Toyota: Toyota coil-on-plug engines build the igniter into each coil and confirm firing through the IGT command and IGF feedback signals, so they normally report a per-cylinder P0351 through P0358 rather than the generic P0350. A bare P0350 on a modern Toyota often comes from a generic code reader or a fault the ECM cannot map to one coil; check the IGT drive wire, the IGF feedback circuit, the coil power feed, the ground, and the coil itself.
FAQ
What is the difference between P0350 and P0351 through P0358?
P0350 is the generic umbrella code for an ignition coil primary or secondary circuit fault when no specific cylinder is identified. P0351 through P0358 each name a specific coil - A through H, or cylinders 1 through 8. Most modern coil-on-plug engines set the specific per-cylinder code, so a bare P0350 usually means the system could not tie the fault to one coil or a scan tool is showing only the generic definition.
Is a bad coil or bad wiring more likely with P0350?

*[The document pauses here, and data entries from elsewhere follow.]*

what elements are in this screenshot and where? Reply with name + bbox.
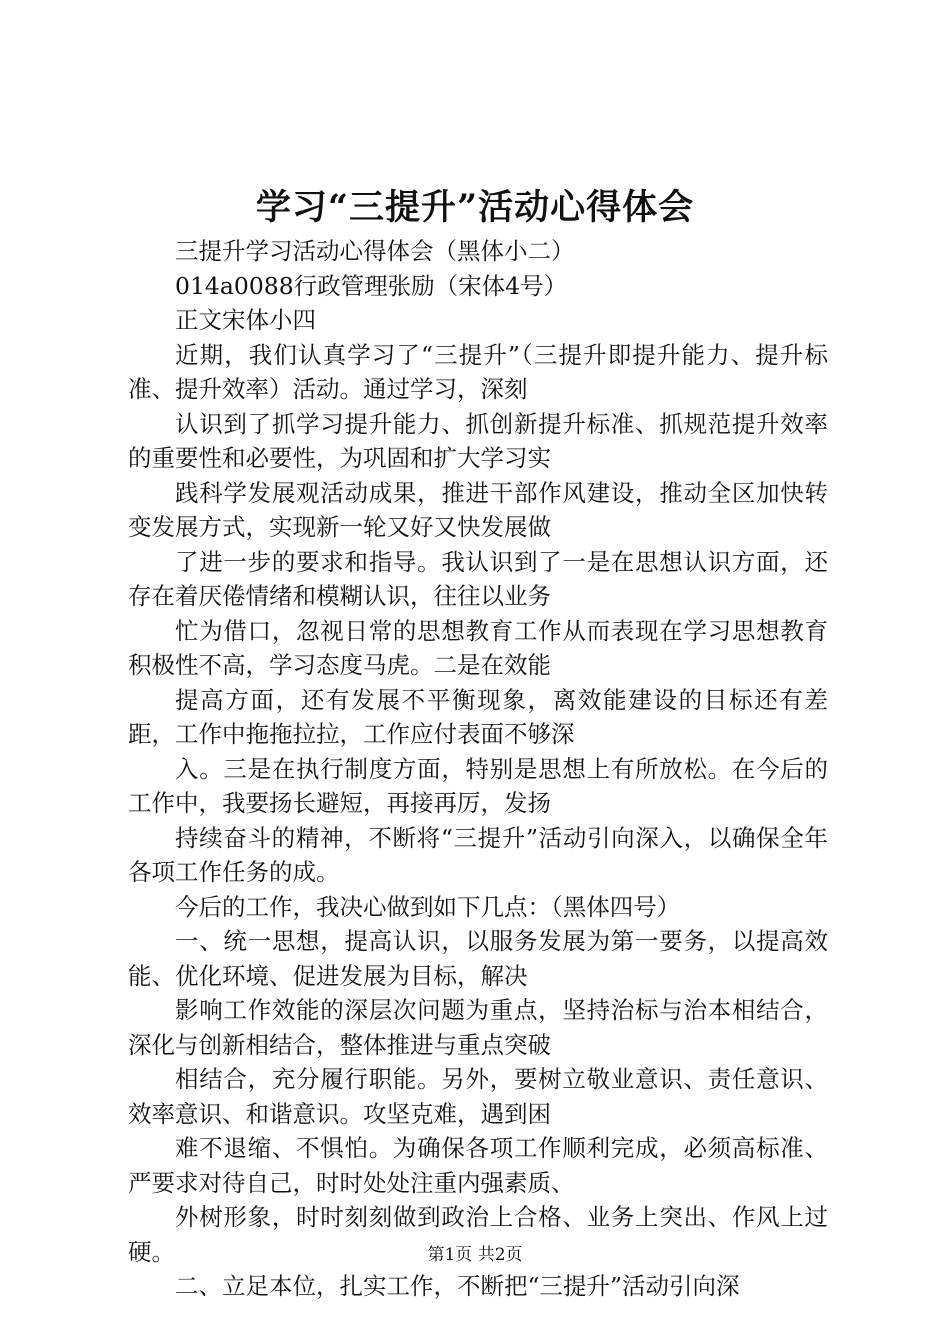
paragraph: 提高方面，还有发展不平衡现象，离效能建设的目标还有差距，工作中拖拖拉拉，工作应付表面不够深 [128, 685, 828, 748]
paragraph: 二、立足本位，扎实工作，不断把“三提升”活动引向深 [175, 1272, 740, 1300]
paragraph: 践科学发展观活动成果，推进干部作风建设，推动全区加快转变发展方式，实现新一轮又好又快发展做 [128, 478, 828, 541]
paragraph: 三提升学习活动心得体会（黑体小二） [175, 237, 575, 265]
paragraph: 相结合，充分履行职能。另外，要树立敬业意识、责任意识、效率意识、和谐意识。攻坚克难，遇到困 [128, 1065, 828, 1128]
paragraph: 入。三是在执行制度方面，特别是思想上有所放松。在今后的工作中，我要扬长避短，再接再厉，发扬 [128, 754, 828, 817]
page-footer: 第1页 共2页 [427, 1245, 523, 1265]
document-title: 学习“三提升”活动心得体会 [255, 187, 695, 228]
paragraph: 持续奋斗的精神，不断将“三提升”活动引向深入，以确保全年各项工作任务的成。 [128, 823, 828, 886]
document-body [128, 234, 828, 1304]
paragraph: 一、统一思想，提高认识，以服务发展为第一要务，以提高效能、优化环境、促进发展为目标，解决 [128, 927, 828, 990]
paragraph: 了进一步的要求和指导。我认识到了一是在思想认识方面，还存在着厌倦情绪和模糊认识，往往以业务 [128, 547, 828, 610]
paragraph: 近期，我们认真学习了“三提升”（三提升即提升能力、提升标准、提升效率）活动。通过学习，深刻 [128, 340, 828, 403]
paragraph: 忙为借口，忽视日常的思想教育工作从而表现在学习思想教育积极性不高，学习态度马虎。二是在效能 [128, 616, 828, 679]
paragraph: 难不退缩、不惧怕。为确保各项工作顺利完成，必须高标准、严要求对待自己，时时处处注重内强素质、 [128, 1134, 828, 1197]
paragraph: 外树形象，时时刻刻做到政治上合格、业务上突出、作风上过硬。 [128, 1203, 828, 1266]
paragraph: 014a0088行政管理张励（宋体4号） [175, 271, 568, 300]
section-heading: 今后的工作，我决心做到如下几点：（黑体四号） [175, 892, 681, 921]
paragraph: 影响工作效能的深层次问题为重点，坚持治标与治本相结合，深化与创新相结合，整体推进与重点突破 [128, 996, 828, 1059]
paragraph: 认识到了抓学习提升能力、抓创新提升标准、抓规范提升效率的重要性和必要性，为巩固和扩大学习实 [128, 409, 828, 472]
paragraph: 正文宋体小四 [175, 306, 316, 334]
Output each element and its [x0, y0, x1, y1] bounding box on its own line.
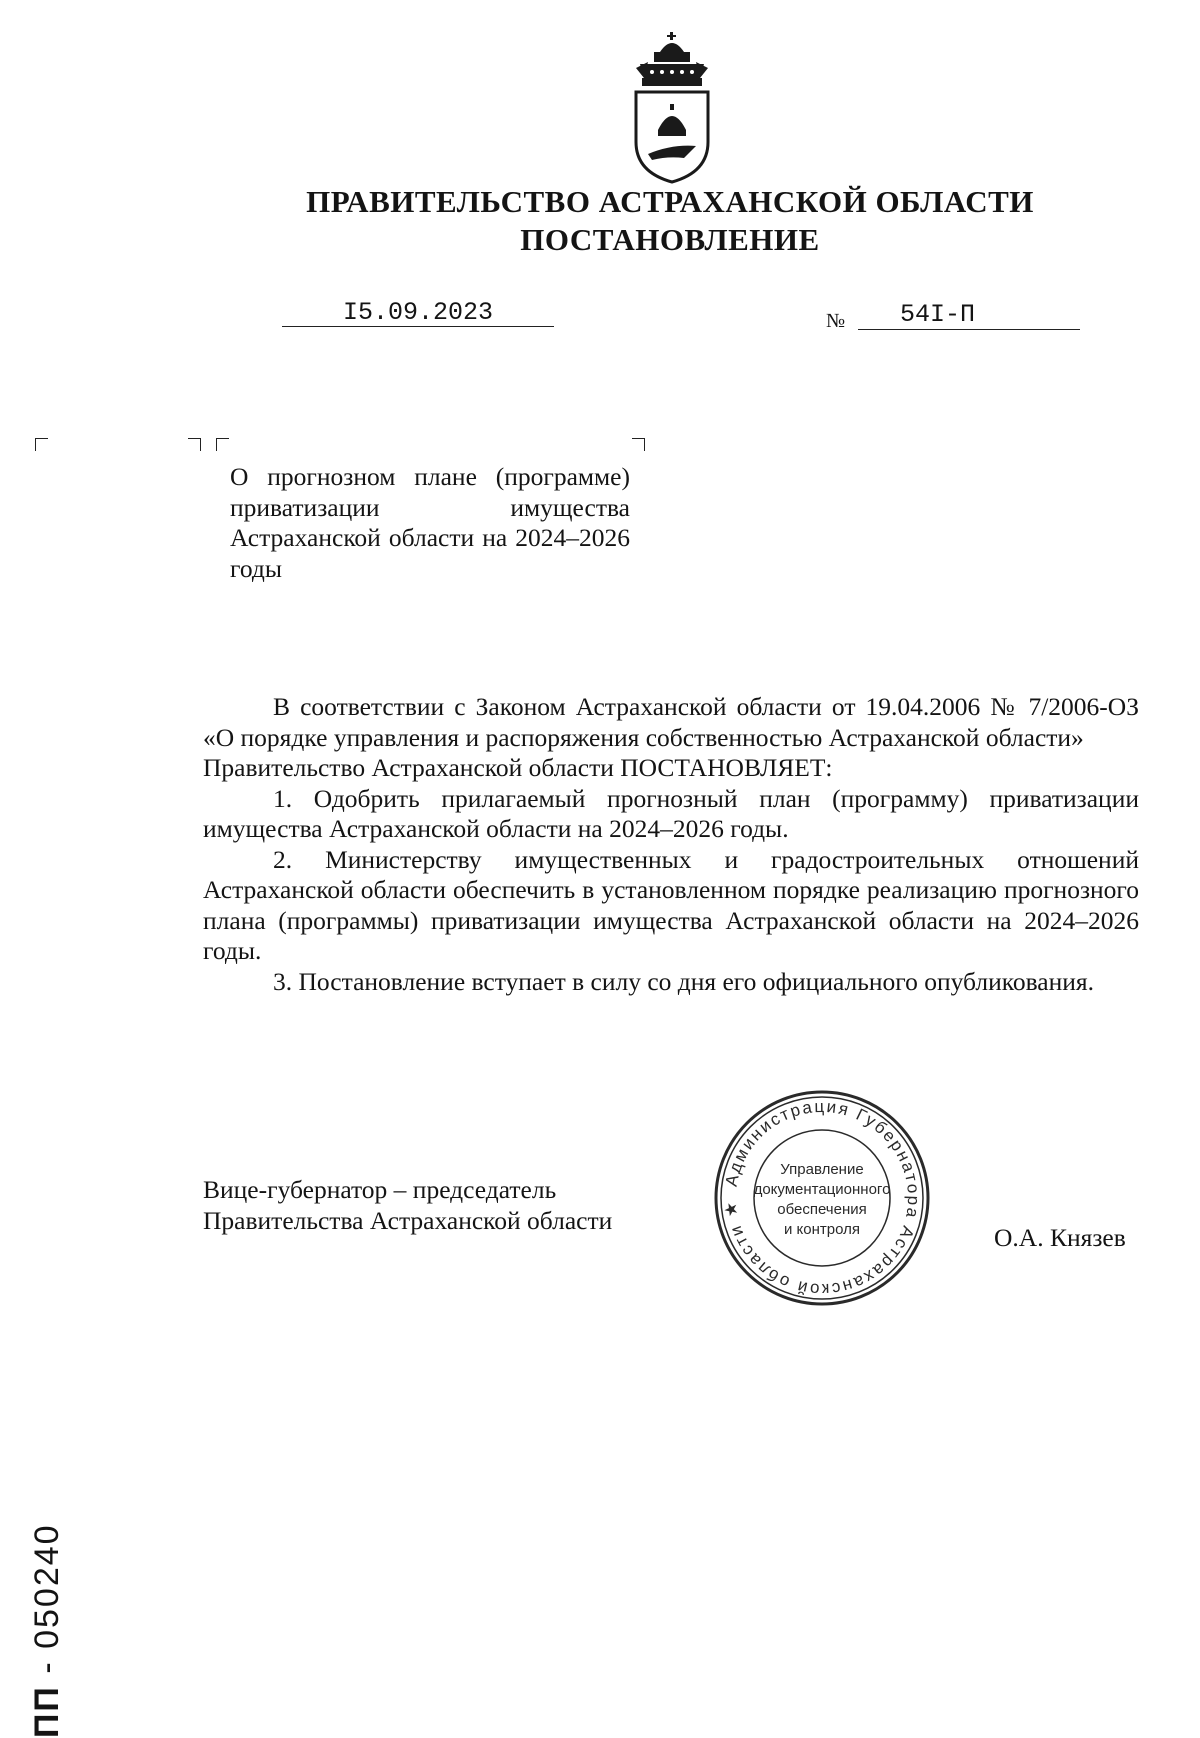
document-subject: О прогнозном плане (программе) приватизации имущества Астраханской области на 2024–2026 годы: [230, 462, 630, 583]
signatory-name: О.А. Князев: [994, 1223, 1126, 1252]
svg-text:Управление: Управление: [780, 1161, 864, 1178]
serial-number: - 050240: [28, 1523, 66, 1686]
position-line: Вице-губернатор – председатель: [203, 1175, 557, 1204]
svg-text:Администрация Губернатора Астр: Администрация Губернатора Астраханской области ★: [720, 1096, 924, 1300]
coat-of-arms-icon: [630, 32, 714, 184]
signatory-position: [203, 1175, 612, 1236]
margin-corner-mark: [188, 438, 201, 451]
official-seal: [712, 1088, 932, 1308]
resolves-line: Правительство Астраханской области ПОСТАНОВЛЯЕТ:: [203, 753, 833, 782]
government-title: ПРАВИТЕЛЬСТВО АСТРАХАНСКОЙ ОБЛАСТИ: [306, 184, 1034, 219]
subject-corner-mark: [632, 438, 645, 451]
form-serial-number: [28, 1398, 67, 1738]
clause: 3. Постановление вступает в силу со дня его официального опубликования.: [273, 966, 1094, 996]
serial-series: ПП: [28, 1685, 66, 1738]
margin-corner-mark: [35, 438, 48, 451]
document-number: 54I-П: [900, 300, 976, 329]
number-underline: [858, 329, 1080, 330]
number-sign: №: [826, 310, 846, 332]
preamble: В соответствии с Законом Астраханской области от 19.04.2006 № 7/2006-ОЗ «О порядке управления и распоряжения собственностью Астраханской области»: [203, 692, 1139, 752]
document-date: I5.09.2023: [342, 298, 494, 327]
clause: 1. Одобрить прилагаемый прогнозный план (программу) приватизации имущества Астраханской области на 2024–2026 годы.: [203, 783, 1139, 843]
document-type: ПОСТАНОВЛЕНИЕ: [520, 222, 820, 257]
subject-corner-mark: [216, 438, 229, 451]
svg-text:обеспечения: обеспечения: [777, 1201, 867, 1218]
date-underline: [282, 326, 554, 327]
position-line: Правительства Астраханской области: [203, 1205, 613, 1235]
clause: 2. Министерству имущественных и градостроительных отношений Астраханской области обеспечить в установленном порядке реализацию прогнозного плана (программы) приватизации имущества Астраханской области на 2024–2026 годы.: [203, 844, 1139, 965]
svg-text:документационного: документационного: [753, 1181, 891, 1198]
document-body: [203, 692, 1139, 997]
svg-text:и контроля: и контроля: [783, 1221, 861, 1238]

Both are common. Start by confirming the coil's switched power feed and checking the driver circuit for opens and shorts, then measure the coil's primary resistance. A coil that reads open or shorted is the fault; a good coil paired with a broken or shorted driver wire, a corroded connector, or a bad ground points at the harness instead.
Can I keep driving with a P0350 code?
Short trips are usually possible, but a coil-circuit fault normally leaves one cylinder misfiring, which wastes fuel, reduces power, and can overheat and damage the catalytic converter. Repair it promptly, and if the check-engine light is flashing, avoid hard or extended driving because that indicates an active misfire dumping raw fuel into the exhaust.
Will replacing the coil fix P0350?
Often yes, if the coil's primary or secondary winding has failed. But if the real fault is in the driver wire, the connector, the ground, or the switched power feed, a new coil will not clear the code. Confirm the circuit and the coil's resistance before buying parts, and on Ford applications remember the module may have disabled the injector for that cylinder as normal protection.